Abstract

During the last several years there has been continued pressure from consumers, legislators, and health administrators to mandate generic prescribing. It has been proposed that requiring physicians to prescribe by generic rather than brand name and allowing pharmacists to substitute generically equivalent drug products would save consumers millions of dollars.
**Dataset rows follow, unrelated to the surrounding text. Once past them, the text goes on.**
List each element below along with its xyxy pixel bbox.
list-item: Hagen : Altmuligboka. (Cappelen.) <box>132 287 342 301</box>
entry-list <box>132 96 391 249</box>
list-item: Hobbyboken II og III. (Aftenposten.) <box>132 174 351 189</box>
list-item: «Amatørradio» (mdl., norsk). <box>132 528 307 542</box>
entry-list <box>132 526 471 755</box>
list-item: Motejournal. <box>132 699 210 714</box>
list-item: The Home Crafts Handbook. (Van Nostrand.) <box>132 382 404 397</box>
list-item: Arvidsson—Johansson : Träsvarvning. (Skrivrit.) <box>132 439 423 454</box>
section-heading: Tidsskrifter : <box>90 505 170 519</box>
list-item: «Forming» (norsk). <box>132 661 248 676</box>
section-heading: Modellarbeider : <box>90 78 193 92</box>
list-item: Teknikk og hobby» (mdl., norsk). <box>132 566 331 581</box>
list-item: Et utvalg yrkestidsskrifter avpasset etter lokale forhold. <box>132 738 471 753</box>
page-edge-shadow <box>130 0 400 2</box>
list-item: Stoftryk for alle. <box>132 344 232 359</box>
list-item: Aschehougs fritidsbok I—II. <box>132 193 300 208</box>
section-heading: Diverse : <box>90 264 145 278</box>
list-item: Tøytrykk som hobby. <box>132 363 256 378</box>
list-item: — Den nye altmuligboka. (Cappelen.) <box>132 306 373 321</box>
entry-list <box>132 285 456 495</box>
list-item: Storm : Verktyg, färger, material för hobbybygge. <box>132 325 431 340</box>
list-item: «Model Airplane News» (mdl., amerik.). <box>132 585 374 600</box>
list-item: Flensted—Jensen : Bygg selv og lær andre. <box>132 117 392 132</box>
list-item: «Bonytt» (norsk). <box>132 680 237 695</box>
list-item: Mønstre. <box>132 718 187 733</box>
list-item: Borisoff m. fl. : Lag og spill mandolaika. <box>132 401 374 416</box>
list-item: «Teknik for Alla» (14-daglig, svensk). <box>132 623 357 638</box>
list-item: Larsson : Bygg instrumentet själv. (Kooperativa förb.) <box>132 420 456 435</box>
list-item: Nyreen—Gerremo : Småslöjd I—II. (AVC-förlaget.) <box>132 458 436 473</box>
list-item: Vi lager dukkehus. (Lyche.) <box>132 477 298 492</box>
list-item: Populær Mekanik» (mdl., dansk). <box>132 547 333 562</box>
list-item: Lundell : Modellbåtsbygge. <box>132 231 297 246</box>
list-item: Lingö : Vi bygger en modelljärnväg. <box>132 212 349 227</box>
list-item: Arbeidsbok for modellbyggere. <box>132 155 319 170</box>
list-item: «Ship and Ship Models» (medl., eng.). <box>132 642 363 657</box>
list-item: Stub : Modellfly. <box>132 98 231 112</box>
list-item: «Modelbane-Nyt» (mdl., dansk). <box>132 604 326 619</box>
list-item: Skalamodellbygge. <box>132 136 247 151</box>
These assumptions and the following events have stimulated the American Academy of Pediatrics to bring this issue to the attention of its membership. (1) The report of the Office of Technology Assessment, Drug Bioequivalence Study Panel, entitled "Drug Bioequivalence," concluded that current standards and regulatory practices do not ensure bioequivalence for drug products, although most of the analytical methodology and experimental procedures for the conduct of bioavailability studies in man are available.1 Additional work may be required to develop the means of applying them to certain drugs and to special situations of drug use. (2) The Drug Research Board of the National Academy of Sciences (October 25, 1974) recommended that the physician "should be required to delegate to the pharmacist, or explicitly to retain to himself, selection of the particular drug product to be dispensed."2 (3) The Maximum Allowable Cost Proposal published in the Federal Register (November 15, 1974)3 would establish a system to fix a "maximum allowable cost" for reimbursement for drugs dispensed under health financing and service programs of the Department of Health, Education, and Welfare which have multiple sources and are deemed bioequivalent. Other provisions of this proposal call for a fixed dispensing fee and supplying comparative price information to physicians and pharmacists.